Acabou a ilusão. Nem o Brasil se lembrará mais dos dekasseguis nem eles
poderão vibrar tão cedo com um dos símbolos maiores da pátria, a seleção de
futebol. Durante um mês, viveram a emoção de representar um país. Só que a
vida continua, o que para esses brasileiros significa voltar à condição de
trabalhadores sem direitos, sujeitos à humilhação dos chefes, às ameaças das
empreiteiras e ao preconceito da sociedade japonesa. “Há uma geração de
jovens dekasseguis que não têm a possibilidade de sonhar”, afirma o
psiquiatra Decio Issamu Nakagawa.
Perigosos – Especialista no tratamento de pacientes dessa comunidade,
Nakagawa está preocupado com os mais de 40 mil filhos de dekasseguis vivendo
no Japão. Estima-se que de 15% a 30% deles estejam fora das escolas. Muitos
freqüentam apenas o ensino básico. Tão logo deixam de estudar, perdem os
contatos com os colegas, japoneses ou não. Para as autoridades, são
potencialmente perigosos porque, uma vez ociosos, podem acabar entrando nas
estatísticas da delinqüência juvenil.
O número de crianças é elevado e muito superior ao que se via anos atrás.

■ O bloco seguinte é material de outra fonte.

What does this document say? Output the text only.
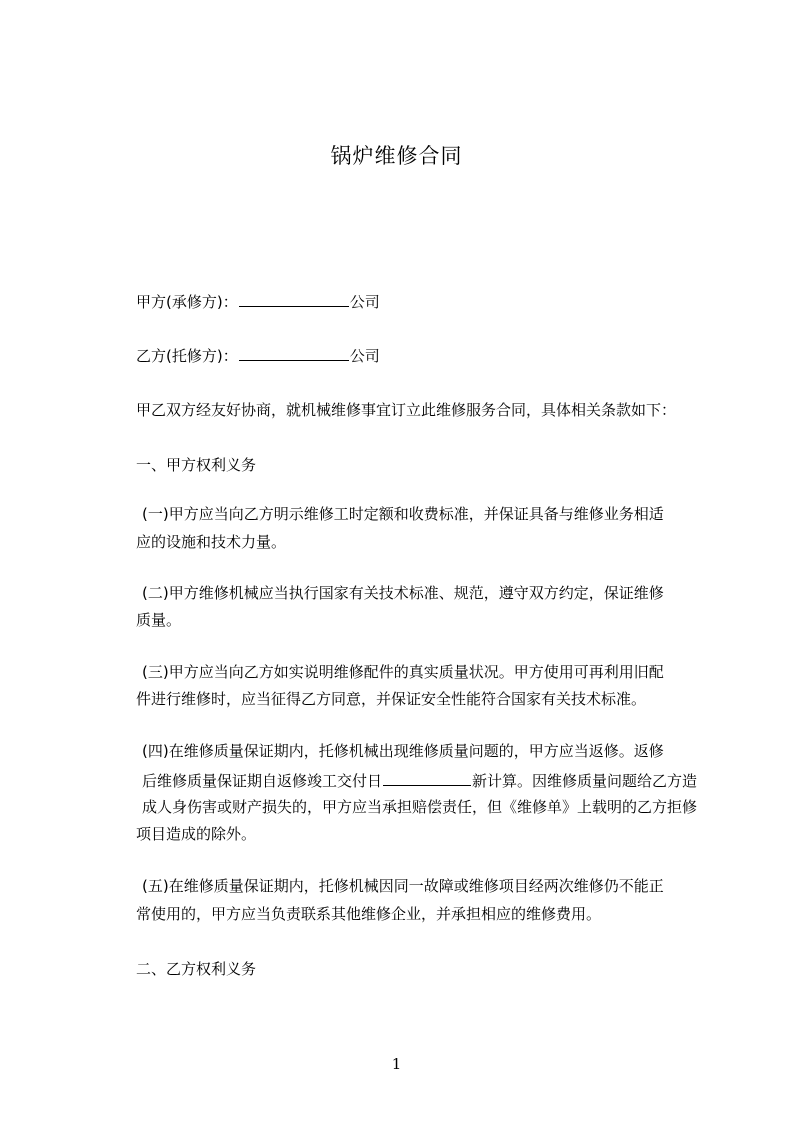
锅炉维修合同
甲方(承修方)：	公司
乙方(托修方)：	公司
甲乙双方经友好协商，就机械维修事宜订立此维修服务合同，具体相关条款如下：
一、甲方权利义务
(一)甲方应当向乙方明示维修工时定额和收费标准，并保证具备与维修业务相适
应的设施和技术力量。
(二)甲方维修机械应当执行国家有关技术标准、规范，遵守双方约定，保证维修
质量。
(三)甲方应当向乙方如实说明维修配件的真实质量状况。甲方使用可再利用旧配
件进行维修时，应当征得乙方同意，并保证安全性能符合国家有关技术标准。
(四)在维修质量保证期内，托修机械出现维修质量问题的，甲方应当返修。返修
后维修质量保证期自返修竣工交付日	新计算。因维修质量问题给乙方造
成人身伤害或财产损失的，甲方应当承担赔偿责任，但《维修单》上载明的乙方拒修
项目造成的除外。
(五)在维修质量保证期内，托修机械因同一故障或维修项目经两次维修仍不能正
常使用的，甲方应当负责联系其他维修企业，并承担相应的维修费用。
二、乙方权利义务
1
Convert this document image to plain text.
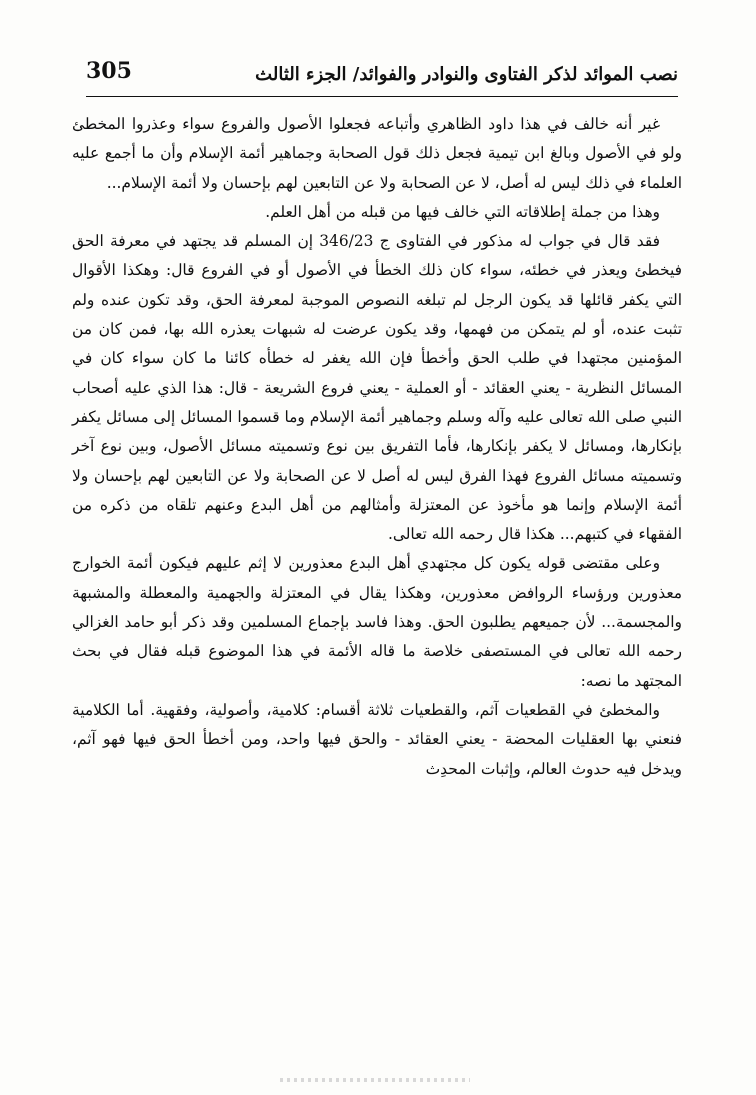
نصب الموائد لذكر الفتاوى والنوادر والفوائد/ الجزء الثالث
305

غير أنه خالف في هذا داود الظاهري وأتباعه فجعلوا الأصول والفروع سواء وعذروا المخطئ ولو في الأصول وبالغ ابن تيمية فجعل ذلك قول الصحابة وجماهير أئمة الإسلام وأن ما أجمع عليه العلماء في ذلك ليس له أصل، لا عن الصحابة ولا عن التابعين لهم بإحسان ولا أئمة الإسلام...

وهذا من جملة إطلاقاته التي خالف فيها من قبله من أهل العلم.

فقد قال في جواب له مذكور في الفتاوى ج 346/23 إن المسلم قد يجتهد في معرفة الحق فيخطئ ويعذر في خطئه، سواء كان ذلك الخطأ في الأصول أو في الفروع قال: وهكذا الأقوال التي يكفر قائلها قد يكون الرجل لم تبلغه النصوص الموجبة لمعرفة الحق، وقد تكون عنده ولم تثبت عنده، أو لم يتمكن من فهمها، وقد يكون عرضت له شبهات يعذره الله بها، فمن كان من المؤمنين مجتهدا في طلب الحق وأخطأ فإن الله يغفر له خطأه كائنا ما كان سواء كان في المسائل النظرية - يعني العقائد - أو العملية - يعني فروع الشريعة - قال: هذا الذي عليه أصحاب النبي صلى الله تعالى عليه وآله وسلم وجماهير أئمة الإسلام وما قسموا المسائل إلى مسائل يكفر بإنكارها، ومسائل لا يكفر بإنكارها، فأما التفريق بين نوع وتسميته مسائل الأصول، وبين نوع آخر وتسميته مسائل الفروع فهذا الفرق ليس له أصل لا عن الصحابة ولا عن التابعين لهم بإحسان ولا أئمة الإسلام وإنما هو مأخوذ عن المعتزلة وأمثالهم من أهل البدع وعنهم تلقاه من ذكره من الفقهاء في كتبهم... هكذا قال رحمه الله تعالى.

وعلى مقتضى قوله يكون كل مجتهدي أهل البدع معذورين لا إثم عليهم فيكون أئمة الخوارج معذورين ورؤساء الروافض معذورين، وهكذا يقال في المعتزلة والجهمية والمعطلة والمشبهة والمجسمة... لأن جميعهم يطلبون الحق. وهذا فاسد بإجماع المسلمين وقد ذكر أبو حامد الغزالي رحمه الله تعالى في المستصفى خلاصة ما قاله الأئمة في هذا الموضوع قبله فقال في بحث المجتهد ما نصه:

والمخطئ في القطعيات آثم، والقطعيات ثلاثة أقسام: كلامية، وأصولية، وفقهية. أما الكلامية فنعني بها العقليات المحضة - يعني العقائد - والحق فيها واحد، ومن أخطأ الحق فيها فهو آثم، ويدخل فيه حدوث العالم، وإثبات المحدِث
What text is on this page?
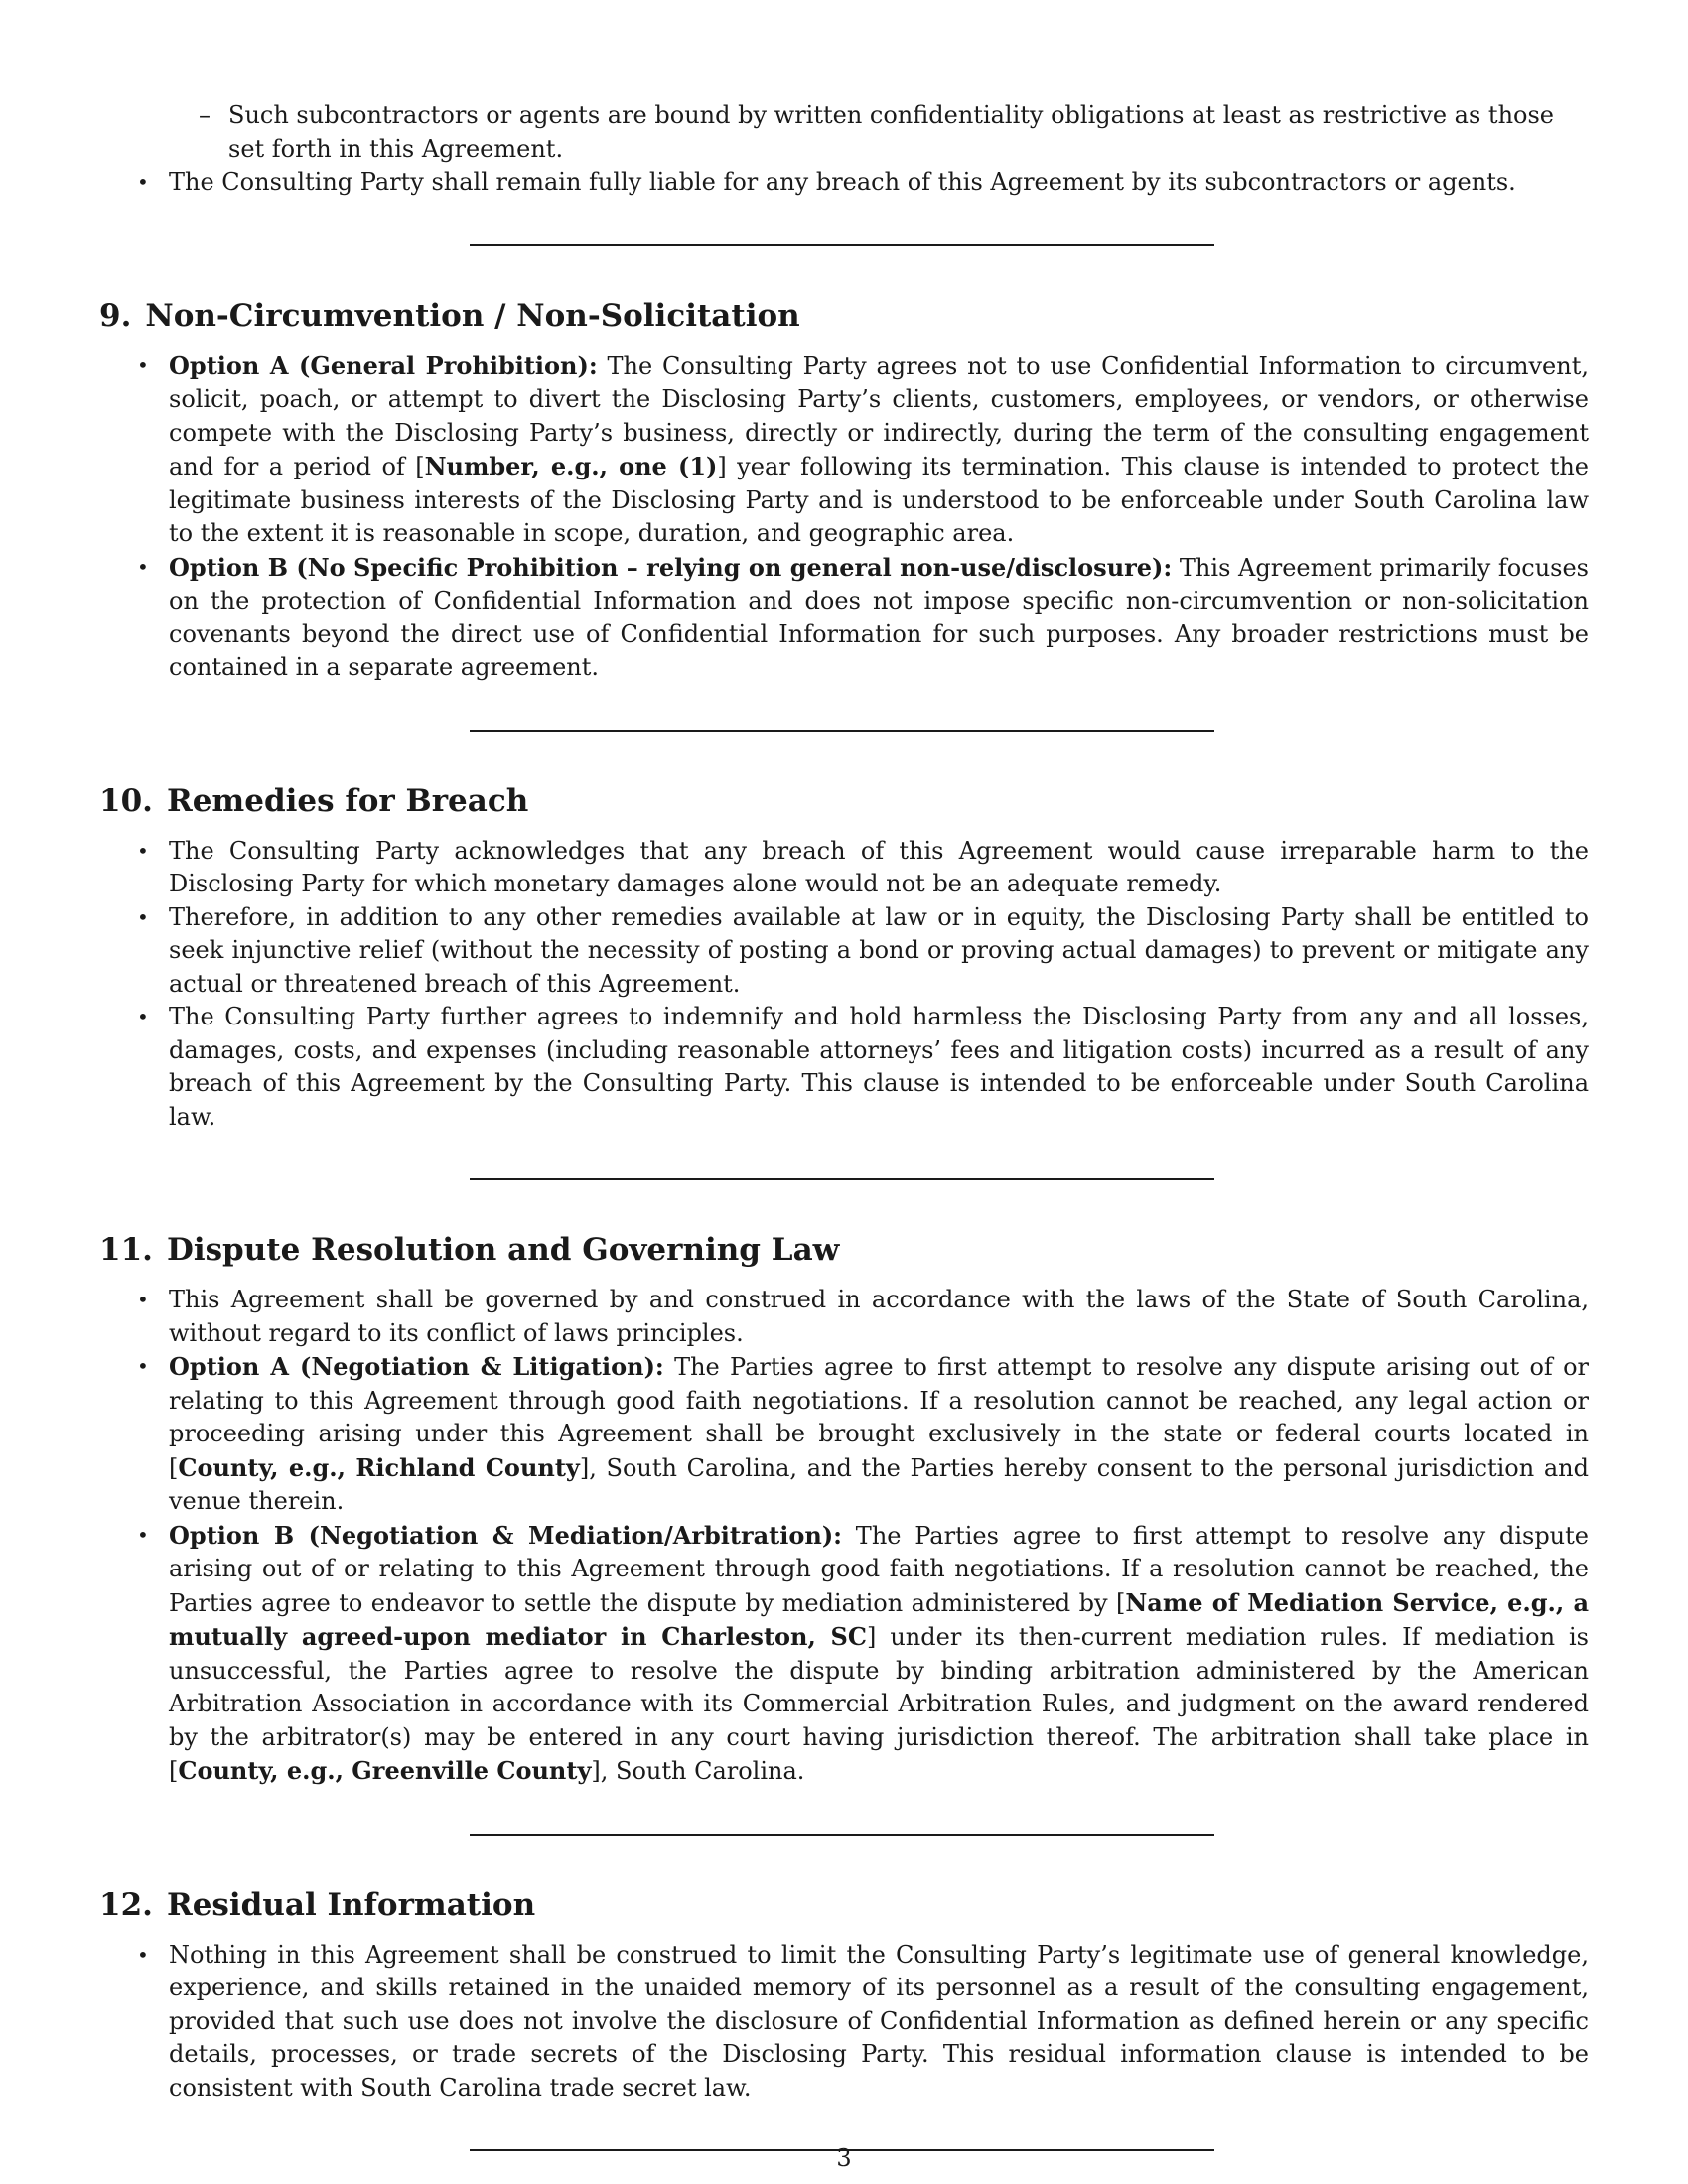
– Such subcontractors or agents are bound by written confidentiality obligations at least as restrictive as those set forth in this Agreement.
• The Consulting Party shall remain fully liable for any breach of this Agreement by its subcontractors or agents.
9. Non-Circumvention / Non-Solicitation
• Option A (General Prohibition): The Consulting Party agrees not to use Confidential Information to circumvent, solicit, poach, or attempt to divert the Disclosing Party’s clients, customers, employees, or vendors, or otherwise compete with the Disclosing Party’s business, directly or indirectly, during the term of the consulting engagement and for a period of [Number, e.g., one (1)] year following its termination. This clause is intended to protect the legitimate business interests of the Disclosing Party and is understood to be enforceable under South Carolina law to the extent it is reasonable in scope, duration, and geographic area.
• Option B (No Specific Prohibition – relying on general non-use/disclosure): This Agreement primarily focuses on the protection of Confidential Information and does not impose specific non-circumvention or non-solicitation covenants beyond the direct use of Confidential Information for such purposes. Any broader restrictions must be contained in a separate agreement.
10. Remedies for Breach
• The Consulting Party acknowledges that any breach of this Agreement would cause irreparable harm to the Disclosing Party for which monetary damages alone would not be an adequate remedy.
• Therefore, in addition to any other remedies available at law or in equity, the Disclosing Party shall be entitled to seek injunctive relief (without the necessity of posting a bond or proving actual damages) to prevent or mitigate any actual or threatened breach of this Agreement.
• The Consulting Party further agrees to indemnify and hold harmless the Disclosing Party from any and all losses, damages, costs, and expenses (including reasonable attorneys’ fees and litigation costs) incurred as a result of any breach of this Agreement by the Consulting Party. This clause is intended to be enforceable under South Carolina law.
11. Dispute Resolution and Governing Law
• This Agreement shall be governed by and construed in accordance with the laws of the State of South Carolina, without regard to its conflict of laws principles.
• Option A (Negotiation & Litigation): The Parties agree to first attempt to resolve any dispute arising out of or relating to this Agreement through good faith negotiations. If a resolution cannot be reached, any legal action or proceeding arising under this Agreement shall be brought exclusively in the state or federal courts located in [County, e.g., Richland County], South Carolina, and the Parties hereby consent to the personal jurisdiction and venue therein.
• Option B (Negotiation & Mediation/Arbitration): The Parties agree to first attempt to resolve any dispute arising out of or relating to this Agreement through good faith negotiations. If a resolution cannot be reached, the Parties agree to endeavor to settle the dispute by mediation administered by [Name of Mediation Service, e.g., a mutually agreed-upon mediator in Charleston, SC] under its then-current mediation rules. If mediation is unsuccessful, the Parties agree to resolve the dispute by binding arbitration administered by the American Arbitration Association in accordance with its Commercial Arbitration Rules, and judgment on the award rendered by the arbitrator(s) may be entered in any court having jurisdiction thereof. The arbitration shall take place in [County, e.g., Greenville County], South Carolina.
12. Residual Information
• Nothing in this Agreement shall be construed to limit the Consulting Party’s legitimate use of general knowledge, experience, and skills retained in the unaided memory of its personnel as a result of the consulting engagement, provided that such use does not involve the disclosure of Confidential Information as defined herein or any specific details, processes, or trade secrets of the Disclosing Party. This residual information clause is intended to be consistent with South Carolina trade secret law.
3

Faz parte do segundo ciclo da migração de dekasseguis. No início, a partir
de 1990, quando o governo japonês flexibilizou a lei que permitia a
contratação de estrangeiros descendentes de japoneses, a maioria era formada
por pais que deixavam a família para trabalhar poucos anos no Japão e
retornar ao Brasil. As crises econômicas, aqui e lá, criaram constantes idas
e vindas. O tempo de permanência aumentou e agora migram famílias inteiras.
O pequeno agricultor Mario Watanabe, de 26 anos, é um exemplo. A primeira
partida foi em 1993, quando Watanabe ficou três anos no Japão. Voltou ao
Brasil e viajou para o Oriente mais duas vezes. Em 1999, levou a mulher
Sonilda Alves da Silva, de 33 anos. Durante um ano e meio, os dois
economizaram e, na volta, investiram R$ 15 mil para montar uma loja de
roupas em Birigüi, interior paulista. Dinheiro perdido. No dia 16 de maio,
viajaram para o Japão, só que, desta vez, levando o filho Danilo Hideki, de
7 anos. “A gente trouxe ele já para ficar mais tempo”, explicou Sonilda. “Se
ficarmos sete anos empregados, valerá a pena”, completou Watanabe.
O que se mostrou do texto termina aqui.